ДМИТРИЙ БЛИЗНЮК
Публикации: «Знамя», «Нева», «Новая Юность», «Сибирские Огни», «Радуга», «Плавучий Мост», «Южное Сияние», «Невский альманах» и др. Публикации на английском: The Pinch, Press53, Dream Catcher, Magma, Sheila Na Gig, Adelaide, The Nassau Review, Havik и др.
Лауреат нескольких международных конкурсов. Книги стихов «Сад брошенных женщин» 2018, «Утро глухонемых» 2018. Вышел сборник стихов на английском «The Red Fоrest» 2018 («Fowlpox press», Canada).
Живёт в Харькове.
* * *
Ты кошка — семь жизней растрачены на чепуху,
на стирку и готовку, на варку и уборку,
на боевую раскраску лица и тела,
на чуткий сон у колыбели.
Мне осталось тебя так мало.
Налить тебе лунного молока?
Я читаю тебя, как юношеские записки Шерлока,
как шпаргалки на девичьих коленях.
Мне от тебя осталась шагреневая кожа,
и она с каждым годом все меньше и тоньше,
но я не могу не желать, не стремиться.
Мелкое перышко торчит из подушки,
будто лыжня из снежного спуска.
За окном блестит карамельная луна,
и я смотрю на тебя сквозь годы,
сквозь густой снегопад:
ты улыбаешься, и твои губы
кажутся запачканными кефиром
в наплыве падающих снежинок…
* * *
любимая, дай мне таблетку
анальгина; туман туго обмотал
треугольные головы горам,
точно влажными полотенцами,
легчайшая боль неба, мелкая, незаметная,
как подъязычная кость колибри,
и виноградники разлаписто тянутся
по каркасам и шиферным заборам
карликовыми истощенными драконами
(больны осенним рахитом) —
усыпаны сладкими пыльными ягодами.
и грузчики, кряхтя и потея,
уже вносят в прозрачные чертоги воздуха
трехметровые портреты осени, забрызганные
грязью, глиной, грибными спорами,
а осень в кровавых от ягод ботфортах
с нами-статуэтками на ладонях
позирует возле ржавого лимузина
с выбитыми стеклами…
* * *
с утра все небо заполонил Микеланджело облаков,
и в мраморной глыбе созревающего дождя
легко разглядеть зерна будущих статуй Давидов
или асбестовых девушек с винтажными зонтами птиц.

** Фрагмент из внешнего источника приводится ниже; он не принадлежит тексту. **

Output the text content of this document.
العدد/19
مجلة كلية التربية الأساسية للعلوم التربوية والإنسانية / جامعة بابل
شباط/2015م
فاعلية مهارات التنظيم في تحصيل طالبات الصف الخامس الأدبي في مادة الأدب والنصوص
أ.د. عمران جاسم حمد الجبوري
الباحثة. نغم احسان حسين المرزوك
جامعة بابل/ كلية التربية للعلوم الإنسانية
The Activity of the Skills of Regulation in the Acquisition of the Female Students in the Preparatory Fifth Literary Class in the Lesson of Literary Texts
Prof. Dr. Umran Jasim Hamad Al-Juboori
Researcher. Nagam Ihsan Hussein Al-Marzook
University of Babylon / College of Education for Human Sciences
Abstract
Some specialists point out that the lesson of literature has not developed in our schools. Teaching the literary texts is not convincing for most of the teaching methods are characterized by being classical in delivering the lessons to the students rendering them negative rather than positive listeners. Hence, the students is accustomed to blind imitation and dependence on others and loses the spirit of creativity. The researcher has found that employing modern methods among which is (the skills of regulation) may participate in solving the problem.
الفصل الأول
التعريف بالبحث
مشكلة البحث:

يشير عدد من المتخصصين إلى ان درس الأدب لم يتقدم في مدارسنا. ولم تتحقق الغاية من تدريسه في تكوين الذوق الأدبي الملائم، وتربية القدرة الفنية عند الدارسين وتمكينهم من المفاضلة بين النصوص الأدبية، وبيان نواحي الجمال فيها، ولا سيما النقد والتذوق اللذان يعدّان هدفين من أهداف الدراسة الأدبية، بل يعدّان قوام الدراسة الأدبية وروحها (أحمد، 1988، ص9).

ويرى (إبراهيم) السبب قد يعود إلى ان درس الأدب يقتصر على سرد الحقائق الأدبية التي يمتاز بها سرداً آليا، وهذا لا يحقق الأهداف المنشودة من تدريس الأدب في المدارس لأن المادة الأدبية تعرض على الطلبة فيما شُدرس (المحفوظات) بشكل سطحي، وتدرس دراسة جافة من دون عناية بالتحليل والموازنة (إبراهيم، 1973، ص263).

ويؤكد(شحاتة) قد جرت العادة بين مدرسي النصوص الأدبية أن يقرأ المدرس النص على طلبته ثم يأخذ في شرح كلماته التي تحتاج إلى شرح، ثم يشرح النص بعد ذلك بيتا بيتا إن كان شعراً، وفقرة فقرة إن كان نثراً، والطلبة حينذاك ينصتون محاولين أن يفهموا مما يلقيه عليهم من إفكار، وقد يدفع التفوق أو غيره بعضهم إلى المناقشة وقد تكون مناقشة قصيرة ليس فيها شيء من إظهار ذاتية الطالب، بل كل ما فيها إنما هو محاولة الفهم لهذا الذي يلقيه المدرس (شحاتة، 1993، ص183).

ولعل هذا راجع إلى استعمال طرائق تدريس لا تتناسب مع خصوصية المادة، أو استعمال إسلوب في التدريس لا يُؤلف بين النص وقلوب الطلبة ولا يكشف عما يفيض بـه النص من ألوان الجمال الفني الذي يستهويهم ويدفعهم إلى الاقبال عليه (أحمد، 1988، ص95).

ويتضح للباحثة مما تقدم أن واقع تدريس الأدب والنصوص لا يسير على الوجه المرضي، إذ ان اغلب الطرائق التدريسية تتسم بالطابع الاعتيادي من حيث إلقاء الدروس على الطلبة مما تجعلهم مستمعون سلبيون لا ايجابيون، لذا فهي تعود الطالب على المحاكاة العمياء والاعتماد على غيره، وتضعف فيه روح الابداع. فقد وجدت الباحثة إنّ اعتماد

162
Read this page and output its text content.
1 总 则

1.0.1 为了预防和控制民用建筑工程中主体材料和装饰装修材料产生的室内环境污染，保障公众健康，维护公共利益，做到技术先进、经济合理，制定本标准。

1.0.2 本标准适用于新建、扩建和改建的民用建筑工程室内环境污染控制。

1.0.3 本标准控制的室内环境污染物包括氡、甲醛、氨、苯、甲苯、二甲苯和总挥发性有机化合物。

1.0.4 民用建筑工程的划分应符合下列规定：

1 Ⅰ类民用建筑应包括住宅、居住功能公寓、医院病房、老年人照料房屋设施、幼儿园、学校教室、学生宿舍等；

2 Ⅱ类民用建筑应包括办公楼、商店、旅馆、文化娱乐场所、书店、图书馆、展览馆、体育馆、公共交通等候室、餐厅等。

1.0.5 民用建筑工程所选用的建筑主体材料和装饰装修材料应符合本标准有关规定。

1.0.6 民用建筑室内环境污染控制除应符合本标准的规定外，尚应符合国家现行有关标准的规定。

я иду домой по переулку Черной Кошки
(привет Николо!),
иду по времени, как паук по чужой паутине.
по автомобильной дороге рассыпан песок —
пятнами, пятнами, отпечатками от больших лап —
это крался зверь песочных часов,
похожий на коричневую рысь
с лапами-конусами. и душа замирает…
ты чувствуешь — сейчас произойдет небольшое чудо.
из-за угла выбегают три девочки, друг за другом,
все разного роста и возраста — от большего к меньшему.
это линейка развития «девочки разумной» в картинках
от неуклюжей обезьянки с золотистыми кудрями
до наглой ехидной бестии с пластинами на зубах.
и это чудо длится меньше мгновения.
мгновенья — ограда из зубов (привет Гомеру!).
но лучистое нечто успевает
протиснуться из одного мира в другой, перебежать
из вагона в вагон электрички напротив.
так истина сбегает из одной реальности в другую,
а принцесса, накинув мастерку «Пума», спешит
со скучного бала на пиратский фрегат
«Летучий сентябрь».
* * *
осеннее пасмурное утро.
фонари, точно жирафы, тихо бродят в тумане,
косые сгустки теней вздрагивают
за деревьями — это плотва прошедшей ночи
запуталась в водорослях во время отлива.
пахнет паленым войлоком и подгнившими сливами;
осень тонкокостная дрожит, будто жеребенок-рахит
с гнутыми ножками-ветвями.
старушка тащит тележку с яблоками.
иные листья еще рдеют — цвета желчи с кровью.
внезапно срывается мелкий дождь,
сотни призраков трут мокрые ветки ладонями,
добывая туман.
две студентки укрылись от измороси в беседке:
курят, бережно кормят друг друга кусочками шоколада,
словно птицы окающих птенцов – червячками,
лишь бы не размазать на губах помаду.
а захмелевший дворник Ефим грустит у подъезда,
скучает по отчему яблоневому саду;
но не пройдет и месяца, как явится чистокровная зима,
и глянешь — с утра уже снегопад бредет за окном,
точно чистокровный сказочный единорог,
и его жалят белые слепни,
а он нервно отмахивается поземкой-хвостом…
в иконе из трав
я найду тебя в иконе из трав,
в клейком шепоте молоденьких кленов,
сквозящих на солнце.
так и хочется спросить у вечернего мира: ты еще здесь?
но в ответ пахучая тишина
танцует босиком на теплом песке,
с голубой лентой ветра в прозрачных волосах.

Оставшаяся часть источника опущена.